B.4.1. De eiser voor de Arbeidsrechtbank verwijst ter ondersteuning van zijn vordering tegen het Belgische Sluitingsfonds naar de Europese richtlijn 80/987/EEG van 20 oktober 1980, gewijzigd bij de richtlijn 2002/74/EG van 23 september 2002.

B.4.2. De verwijzende rechter ondervraagt het Hof over de grondwettigheid van de wet van 28 juni 1966 zoals zij van toepassing is op de feiten in het bodemgeschil, die dateren van 1996. Men zou de wetgever niet kunnen verwijten geen rekening te hebben gehouden met de Europese richtlijn 2002/74/EG, die volgens artikel 2 slechts verplichtingen oplegt bij insolventie van een werkgever, die na de datum van inwerkingtreding van de wetgeving tot omzetting van die richtlijn intreedt.

B.4.3. De richtlijn 80/987/EEG van 20 oktober 1980 betreffende de onderlinge aanpassing van de wetgevingen der lidstaten inzake de bescherming van de werknemers bij insolventie van de werkgever beoogt de werknemers een minimumbescherming te bieden bij sluiting van ondernemingen. Ze verplicht de lidstaten ertoe een instelling op te richten die bij insolventie van de werkgever de betaling van onvervulde aanspraken van de werknemers waarborgt. Het Belgische Fonds, bedoeld in artikel 9 van de wet van 28 juni 1966, is een waarborgfonds in de zin van de richtlijn.

B.4.4. De vermelde richtlijn regelt niet welk waarborgfonds bij sluiting van ondernemingen verplicht is de aanspraken te voldoen van werknemers die in de ene lidstaat wonen en werken, jegens een werkgever die in een andere lidstaat is gevestigd.

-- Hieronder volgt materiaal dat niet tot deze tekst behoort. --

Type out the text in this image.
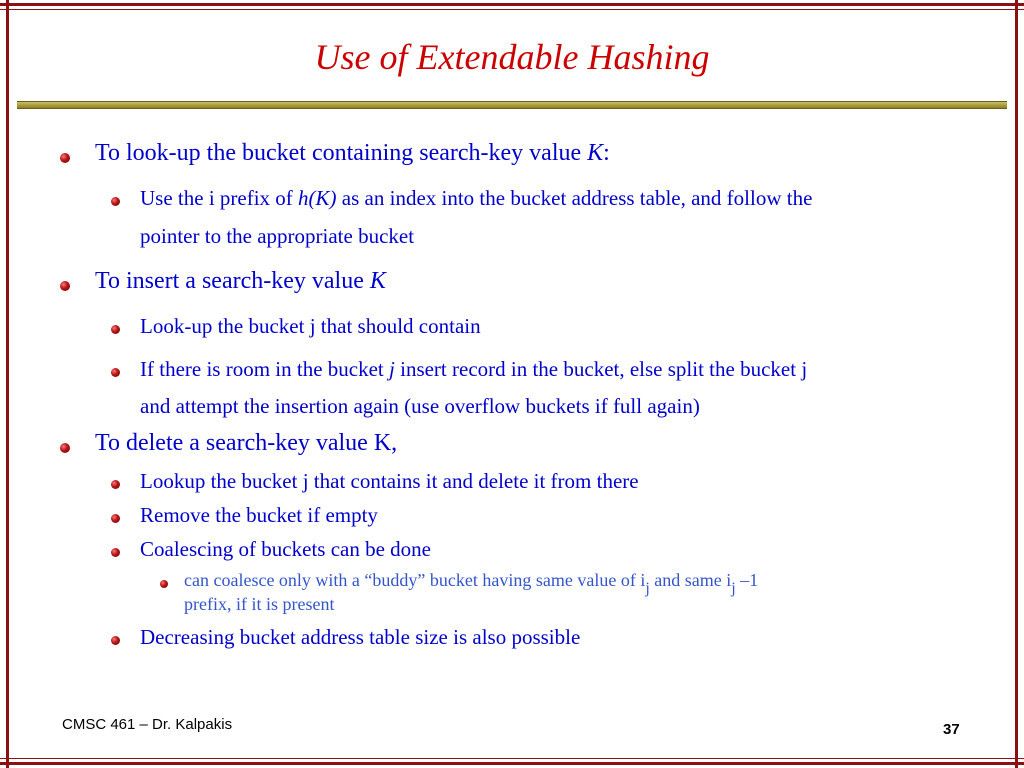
Use of Extendable Hashing
To look-up the bucket containing search-key value K:
Use the i prefix of h(K) as an index into the bucket address table, and follow the
pointer to the appropriate bucket
To insert a search-key value K
Look-up the bucket j that should contain
If there is room in the bucket j insert record in the bucket, else split the bucket j
and attempt the insertion again (use overflow buckets if full again)
To delete a search-key value K,
Lookup the bucket j that contains it and delete it from there
Remove the bucket if empty
Coalescing of buckets can be done
can coalesce only with a “buddy” bucket having same value of ij and same ij –1
prefix, if it is present
Decreasing bucket address table size is also possible
CMSC 461 – Dr. Kalpakis	37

B.4.5. Ten aanzien van die richtlijn heeft het Hof van Justitie in zijn arrest Mosbaek (zaak nr. C-117/96) van 17 september 1997 gesteld : « 24. Vervolgens zij opgemerkt, dat het garantiestelsel dat de richtlijn beoogt in te voeren, ingevolge artikel 5, sub b, wordt gefinancierd door de werkgevers tenzij de overheid voor de volledige financiering zorgt. Bij gebreke van enige andersluidende bepaling in de richtlijn, strookt het met het opzet van de richtlijn, dat het waarborgfonds dat de bijdragen van de insolvabele werkgever heeft geïnd of althans had moeten innen, ook bevoegd is voor de voldoening van onvervulde aanspraken van werknemers. Het fonds in de lid-Staat waar de werknemer woont en heeft gewerkt, en waar de werkgever niet over enige vestiging of commerciële vertegenwoordiging beschikt, is dus niet bevoegd. 25. Artikel 5, sub b, van de richtlijn bevestigt dus, dat er een band bestaat tussen de op het waarborgfonds rustende verplichting tot betaling en de plaats van vestiging van de werkgever, die in de regel in de financiering van het fonds bijdraagt.Zoals in rechtsoverweging 23 van het onderhavige arrest reeds is beklemtoond, is de staat van vestiging van de werkgever in de meeste gevallen de staat waar om inleiding van de procedure wordt verzocht. 26. Ten slotte lijkt ook het ontbreken in de richtlijn van een onderlinge verrekenings- of terugbetalingsregeling tussen de garantiefondsen van de verschillende lid-Staten te bevestigen dat de gemeenschapswetgever bij insolventie van een werkgever de tussenkomst van het waarborgfonds van één enkele lid-Staat heeft gewenst, en wel ter voorkoming van nodeloze verwarring tussen de respectieve nationale stelsels, en met name van situaties waarin een werknemer in verschillende lid-Staten een beroep op de richtlijn kan doen ». B.5. Uit hetgeen voorafgaat blijkt dat de wetgever een objectief en pertinent criterium van onderscheid hanteert wanneer hij de bescherming bij ontslag slechts waarborgt ten aanzien van werknemers die werkzaam zijn bij een in België gevestigde onderneming, nu enkel die ondernemingen tot bijdrage aan het Fonds kunnen worden verplicht.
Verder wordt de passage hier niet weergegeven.